Os viajantes costumam dizer que nenhuma outra se iguala a ela em
prosperidade. Tanta ostentação de riqueza nas nossas barbas, mas nós mesmos
ficamos a ver navios. Depois de praticamente meia existência de trabalho árduo,
meu melhor amigo se acha sem um níquel e me procura para dizer: “Não
poderia me emprestar a bagatela de dois siclos até o término do banquete dos
nobres esta noite?” E o que respondo? Digo, por acaso: “Aqui está minha
bolsa, dividirei com você todos os siclos que aí se encontram?” Não,
simplesmente admito que minha bolsa está tão vazia quanto a sua. Mas o que
há? Por que não podemos obter prata e ouro — mais do que apenas o
necessário para o sustento do lar?
“Pense também em nossos filhos”, continuou Bansir, “não estão seguindo o
caminho dos pais? Tem cabimento que eles e suas famílias, e os filhos e as
famílias de seus filhos, passem a vida inteira no meio de tantos guardadores de
ouro e, apesar disso, exatamente como nós, contentem-se com mingau e leite de
cabra azedos?”
— Em todos esses anos de amizade nunca o vi falando desse modo, Bansir. —
Kobbi estava perplexo.
— Porque, na verdade, nunca tinha pensado assim. Desde as primeiras luzes da
manhã e até que o escuro da noite me fizesse largar as ferramentas, trabalhei
duro para montar as mais finas carruagens que qualquer outro homem pudesse
fazer, esperando credulamente que um dia os deuses reconheceriam o valor de
minhas obras e me recompensariam por isso com a maior prosperidade. Pois
nunca o fizeram. Finalmente, convenci-me de que nunca o farão. É esse o
motivo da tristeza que rói o meu peito. Quero ser um homem de posses. Quero
ter minha própria terra e animais para criar, quero ter roupas finas e dinheiro,
muito dinheiro.
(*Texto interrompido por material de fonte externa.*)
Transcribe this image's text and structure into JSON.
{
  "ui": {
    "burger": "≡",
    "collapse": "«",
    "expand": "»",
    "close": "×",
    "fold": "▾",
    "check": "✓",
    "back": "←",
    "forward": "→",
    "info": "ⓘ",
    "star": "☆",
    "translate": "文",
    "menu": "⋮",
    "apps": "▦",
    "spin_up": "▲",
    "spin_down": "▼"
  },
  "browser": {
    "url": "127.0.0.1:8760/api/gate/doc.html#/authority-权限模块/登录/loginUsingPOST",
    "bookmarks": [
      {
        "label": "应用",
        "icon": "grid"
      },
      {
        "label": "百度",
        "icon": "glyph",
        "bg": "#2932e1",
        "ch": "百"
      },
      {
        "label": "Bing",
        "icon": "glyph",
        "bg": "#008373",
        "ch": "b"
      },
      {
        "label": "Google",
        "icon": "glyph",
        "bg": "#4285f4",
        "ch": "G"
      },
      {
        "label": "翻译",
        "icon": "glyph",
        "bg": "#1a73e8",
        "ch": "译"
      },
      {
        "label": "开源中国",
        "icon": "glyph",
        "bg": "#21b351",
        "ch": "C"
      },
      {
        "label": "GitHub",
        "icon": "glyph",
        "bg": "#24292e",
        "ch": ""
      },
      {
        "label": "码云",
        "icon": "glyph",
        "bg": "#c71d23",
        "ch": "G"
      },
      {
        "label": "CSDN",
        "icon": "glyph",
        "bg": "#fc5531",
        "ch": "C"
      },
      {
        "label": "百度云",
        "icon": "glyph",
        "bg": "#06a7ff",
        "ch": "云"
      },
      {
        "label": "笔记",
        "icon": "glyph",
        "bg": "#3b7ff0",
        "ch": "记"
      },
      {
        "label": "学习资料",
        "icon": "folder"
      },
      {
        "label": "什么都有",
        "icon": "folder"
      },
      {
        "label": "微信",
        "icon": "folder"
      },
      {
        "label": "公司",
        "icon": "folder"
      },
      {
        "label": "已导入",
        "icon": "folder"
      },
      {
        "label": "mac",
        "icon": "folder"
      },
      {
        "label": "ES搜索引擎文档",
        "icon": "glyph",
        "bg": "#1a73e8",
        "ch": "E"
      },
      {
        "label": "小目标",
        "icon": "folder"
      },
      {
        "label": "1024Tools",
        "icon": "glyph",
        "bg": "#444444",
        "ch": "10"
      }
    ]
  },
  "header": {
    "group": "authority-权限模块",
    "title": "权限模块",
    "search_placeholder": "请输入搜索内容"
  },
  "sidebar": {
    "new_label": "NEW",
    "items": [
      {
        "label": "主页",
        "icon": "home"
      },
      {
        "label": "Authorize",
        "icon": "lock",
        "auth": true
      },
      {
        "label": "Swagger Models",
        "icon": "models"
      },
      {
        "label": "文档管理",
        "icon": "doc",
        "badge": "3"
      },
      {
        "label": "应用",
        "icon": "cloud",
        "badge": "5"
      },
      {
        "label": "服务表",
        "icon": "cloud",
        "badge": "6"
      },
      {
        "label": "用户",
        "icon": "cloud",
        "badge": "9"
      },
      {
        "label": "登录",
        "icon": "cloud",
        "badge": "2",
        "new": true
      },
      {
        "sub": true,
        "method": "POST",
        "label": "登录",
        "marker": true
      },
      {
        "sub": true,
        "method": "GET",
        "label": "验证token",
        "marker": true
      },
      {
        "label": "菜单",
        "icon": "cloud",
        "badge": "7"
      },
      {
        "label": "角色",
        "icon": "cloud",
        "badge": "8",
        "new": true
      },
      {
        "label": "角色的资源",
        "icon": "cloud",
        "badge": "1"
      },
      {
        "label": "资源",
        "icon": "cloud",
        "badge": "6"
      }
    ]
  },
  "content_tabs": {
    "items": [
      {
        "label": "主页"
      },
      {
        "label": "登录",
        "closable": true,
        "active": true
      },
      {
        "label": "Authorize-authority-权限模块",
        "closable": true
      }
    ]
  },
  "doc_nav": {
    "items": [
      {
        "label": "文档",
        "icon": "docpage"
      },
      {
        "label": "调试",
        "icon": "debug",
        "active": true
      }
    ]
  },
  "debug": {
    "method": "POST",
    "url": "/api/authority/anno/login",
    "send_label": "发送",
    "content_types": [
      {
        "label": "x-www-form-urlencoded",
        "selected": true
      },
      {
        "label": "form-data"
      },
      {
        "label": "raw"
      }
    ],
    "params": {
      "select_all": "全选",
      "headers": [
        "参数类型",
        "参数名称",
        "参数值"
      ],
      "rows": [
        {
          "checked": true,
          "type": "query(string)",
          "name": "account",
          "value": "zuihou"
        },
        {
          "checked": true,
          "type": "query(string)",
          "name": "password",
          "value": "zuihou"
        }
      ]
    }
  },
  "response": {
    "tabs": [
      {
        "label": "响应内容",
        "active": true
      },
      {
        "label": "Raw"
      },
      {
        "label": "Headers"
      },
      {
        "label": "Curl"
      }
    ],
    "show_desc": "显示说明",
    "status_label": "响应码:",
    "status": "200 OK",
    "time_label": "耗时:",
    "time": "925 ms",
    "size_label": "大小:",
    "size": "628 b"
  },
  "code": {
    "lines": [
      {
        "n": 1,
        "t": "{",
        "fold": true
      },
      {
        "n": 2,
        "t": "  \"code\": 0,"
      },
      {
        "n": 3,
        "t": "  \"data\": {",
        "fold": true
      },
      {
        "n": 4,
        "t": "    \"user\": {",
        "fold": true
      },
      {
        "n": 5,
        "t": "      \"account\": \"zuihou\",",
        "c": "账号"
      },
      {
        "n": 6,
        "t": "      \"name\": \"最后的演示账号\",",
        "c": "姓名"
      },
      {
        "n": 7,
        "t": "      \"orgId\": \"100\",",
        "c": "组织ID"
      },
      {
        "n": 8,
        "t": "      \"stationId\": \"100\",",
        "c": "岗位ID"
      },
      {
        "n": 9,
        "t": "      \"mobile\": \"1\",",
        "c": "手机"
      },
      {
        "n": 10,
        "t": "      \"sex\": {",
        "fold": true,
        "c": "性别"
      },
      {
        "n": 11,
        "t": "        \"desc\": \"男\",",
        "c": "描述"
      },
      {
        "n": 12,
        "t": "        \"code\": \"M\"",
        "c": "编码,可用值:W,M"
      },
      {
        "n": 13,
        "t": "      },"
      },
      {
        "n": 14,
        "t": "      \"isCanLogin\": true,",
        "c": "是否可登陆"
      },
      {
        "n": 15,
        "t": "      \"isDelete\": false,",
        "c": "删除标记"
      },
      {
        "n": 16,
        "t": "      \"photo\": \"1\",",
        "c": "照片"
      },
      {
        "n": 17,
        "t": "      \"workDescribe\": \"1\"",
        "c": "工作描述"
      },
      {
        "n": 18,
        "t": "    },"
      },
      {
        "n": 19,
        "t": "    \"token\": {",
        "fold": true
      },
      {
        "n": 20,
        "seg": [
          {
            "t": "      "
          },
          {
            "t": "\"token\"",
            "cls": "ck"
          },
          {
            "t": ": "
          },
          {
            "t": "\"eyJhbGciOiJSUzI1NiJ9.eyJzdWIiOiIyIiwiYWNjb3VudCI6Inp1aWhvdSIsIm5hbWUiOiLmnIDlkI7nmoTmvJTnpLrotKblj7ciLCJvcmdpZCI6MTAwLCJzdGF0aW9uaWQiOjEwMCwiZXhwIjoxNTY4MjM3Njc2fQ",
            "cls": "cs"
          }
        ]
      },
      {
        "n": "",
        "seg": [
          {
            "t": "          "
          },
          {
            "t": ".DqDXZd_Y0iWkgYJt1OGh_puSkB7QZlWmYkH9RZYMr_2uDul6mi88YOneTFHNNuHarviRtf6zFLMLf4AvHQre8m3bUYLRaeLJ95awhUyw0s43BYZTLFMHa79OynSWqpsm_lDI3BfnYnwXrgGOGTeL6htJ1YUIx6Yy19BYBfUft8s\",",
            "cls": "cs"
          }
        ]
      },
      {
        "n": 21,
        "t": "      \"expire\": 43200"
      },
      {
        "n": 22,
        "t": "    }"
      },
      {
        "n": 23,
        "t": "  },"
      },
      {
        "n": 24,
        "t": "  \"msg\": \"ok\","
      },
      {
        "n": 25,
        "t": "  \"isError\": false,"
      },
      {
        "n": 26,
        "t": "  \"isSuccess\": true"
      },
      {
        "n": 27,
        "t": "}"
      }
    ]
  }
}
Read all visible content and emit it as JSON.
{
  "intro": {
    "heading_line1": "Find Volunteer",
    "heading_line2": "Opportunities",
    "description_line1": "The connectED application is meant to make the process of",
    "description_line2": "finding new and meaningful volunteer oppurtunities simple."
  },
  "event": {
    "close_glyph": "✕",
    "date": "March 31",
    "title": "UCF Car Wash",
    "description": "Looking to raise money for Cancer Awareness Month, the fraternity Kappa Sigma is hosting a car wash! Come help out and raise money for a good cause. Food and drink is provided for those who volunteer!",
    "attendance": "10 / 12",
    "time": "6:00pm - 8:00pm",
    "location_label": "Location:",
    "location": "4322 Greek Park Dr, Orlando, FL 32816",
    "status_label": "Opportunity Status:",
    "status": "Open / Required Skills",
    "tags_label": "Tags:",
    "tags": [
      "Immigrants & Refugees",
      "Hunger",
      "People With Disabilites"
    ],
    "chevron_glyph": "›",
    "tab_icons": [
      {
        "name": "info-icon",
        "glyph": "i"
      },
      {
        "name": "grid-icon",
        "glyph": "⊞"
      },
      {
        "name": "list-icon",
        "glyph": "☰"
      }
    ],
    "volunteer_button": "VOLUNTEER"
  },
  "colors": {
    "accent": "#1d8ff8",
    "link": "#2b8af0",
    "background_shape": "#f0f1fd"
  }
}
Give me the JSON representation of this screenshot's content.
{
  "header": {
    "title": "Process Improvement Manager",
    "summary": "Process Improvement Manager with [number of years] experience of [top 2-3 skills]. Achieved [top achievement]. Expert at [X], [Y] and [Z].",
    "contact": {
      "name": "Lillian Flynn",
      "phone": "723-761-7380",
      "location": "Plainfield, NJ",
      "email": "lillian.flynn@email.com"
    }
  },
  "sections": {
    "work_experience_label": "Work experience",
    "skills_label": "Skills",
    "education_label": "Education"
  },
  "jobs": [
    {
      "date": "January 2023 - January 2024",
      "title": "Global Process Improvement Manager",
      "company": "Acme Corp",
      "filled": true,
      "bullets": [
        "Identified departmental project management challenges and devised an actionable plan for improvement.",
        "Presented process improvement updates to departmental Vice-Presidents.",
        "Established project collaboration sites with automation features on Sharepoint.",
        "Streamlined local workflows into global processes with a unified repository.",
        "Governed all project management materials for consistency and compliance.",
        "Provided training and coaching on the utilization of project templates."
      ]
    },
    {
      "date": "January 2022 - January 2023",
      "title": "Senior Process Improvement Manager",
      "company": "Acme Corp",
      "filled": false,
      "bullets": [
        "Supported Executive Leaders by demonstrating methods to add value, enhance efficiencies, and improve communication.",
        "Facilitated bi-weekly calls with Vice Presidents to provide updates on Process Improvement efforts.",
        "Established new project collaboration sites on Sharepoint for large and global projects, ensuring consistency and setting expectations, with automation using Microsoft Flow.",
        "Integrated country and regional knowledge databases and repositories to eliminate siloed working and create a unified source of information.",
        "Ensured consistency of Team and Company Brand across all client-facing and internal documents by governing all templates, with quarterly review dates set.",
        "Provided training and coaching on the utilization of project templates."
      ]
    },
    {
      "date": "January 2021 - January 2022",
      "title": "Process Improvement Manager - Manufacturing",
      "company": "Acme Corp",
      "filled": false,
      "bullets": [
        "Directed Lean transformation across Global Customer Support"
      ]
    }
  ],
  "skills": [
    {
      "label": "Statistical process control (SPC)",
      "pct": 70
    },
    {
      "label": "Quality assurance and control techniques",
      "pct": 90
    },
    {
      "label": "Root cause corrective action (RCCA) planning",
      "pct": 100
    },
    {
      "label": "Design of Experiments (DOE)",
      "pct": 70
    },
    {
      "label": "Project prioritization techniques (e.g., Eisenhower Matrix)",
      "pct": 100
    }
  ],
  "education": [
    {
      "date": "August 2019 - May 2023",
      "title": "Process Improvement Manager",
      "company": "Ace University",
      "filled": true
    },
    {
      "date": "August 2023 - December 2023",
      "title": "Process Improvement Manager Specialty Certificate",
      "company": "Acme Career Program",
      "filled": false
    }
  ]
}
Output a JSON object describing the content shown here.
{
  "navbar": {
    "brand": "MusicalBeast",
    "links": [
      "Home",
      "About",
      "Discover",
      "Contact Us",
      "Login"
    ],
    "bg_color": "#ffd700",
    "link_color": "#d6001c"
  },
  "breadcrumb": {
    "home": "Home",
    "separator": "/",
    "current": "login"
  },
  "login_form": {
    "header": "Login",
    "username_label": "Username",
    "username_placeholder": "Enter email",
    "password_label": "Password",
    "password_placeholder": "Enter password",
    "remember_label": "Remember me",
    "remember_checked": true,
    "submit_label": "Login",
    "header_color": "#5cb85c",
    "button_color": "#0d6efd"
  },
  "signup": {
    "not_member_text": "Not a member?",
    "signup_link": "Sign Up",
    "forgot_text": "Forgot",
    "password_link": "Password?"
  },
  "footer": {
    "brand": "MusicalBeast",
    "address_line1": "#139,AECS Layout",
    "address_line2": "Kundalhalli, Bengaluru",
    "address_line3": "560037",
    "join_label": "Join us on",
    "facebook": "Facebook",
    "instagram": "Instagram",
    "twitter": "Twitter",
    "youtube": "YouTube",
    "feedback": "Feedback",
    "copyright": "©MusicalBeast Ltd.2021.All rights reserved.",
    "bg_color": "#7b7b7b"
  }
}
Estou disposto a trabalhar com toda a força de meus músculos,
com toda a perícia de minhas mãos, com todo o tirocínio de minha mente, mas
quero que os frutos de meu trabalho sejam fartos. Qual é o problema com a
gente? E o que volto a lhe perguntar! Por que não podemos ter o nosso justo
quinhão das coisas boas, tão abundantes naqueles que têm ouro suficiente para
comprá-las?
— Quem dera tivesse uma resposta! — replicou Kobbi. — Sinto-me tão pouco
satisfeito quanto você. Meus ganhos com a lira se vão rapidamente. Muitas
vezes tenho que inventar para que a família não passe fome. Além disso, venho
há muito alimentando o profundo desejo de adquirir uma lira grande o bastante
para que possa verdadeiramente tocar os acordes musicais que se multiplicam
em minha mente. Com um instrumento assim, eu poderia compor músicas
melhores do que aquelas que o rei ouviu até o momento.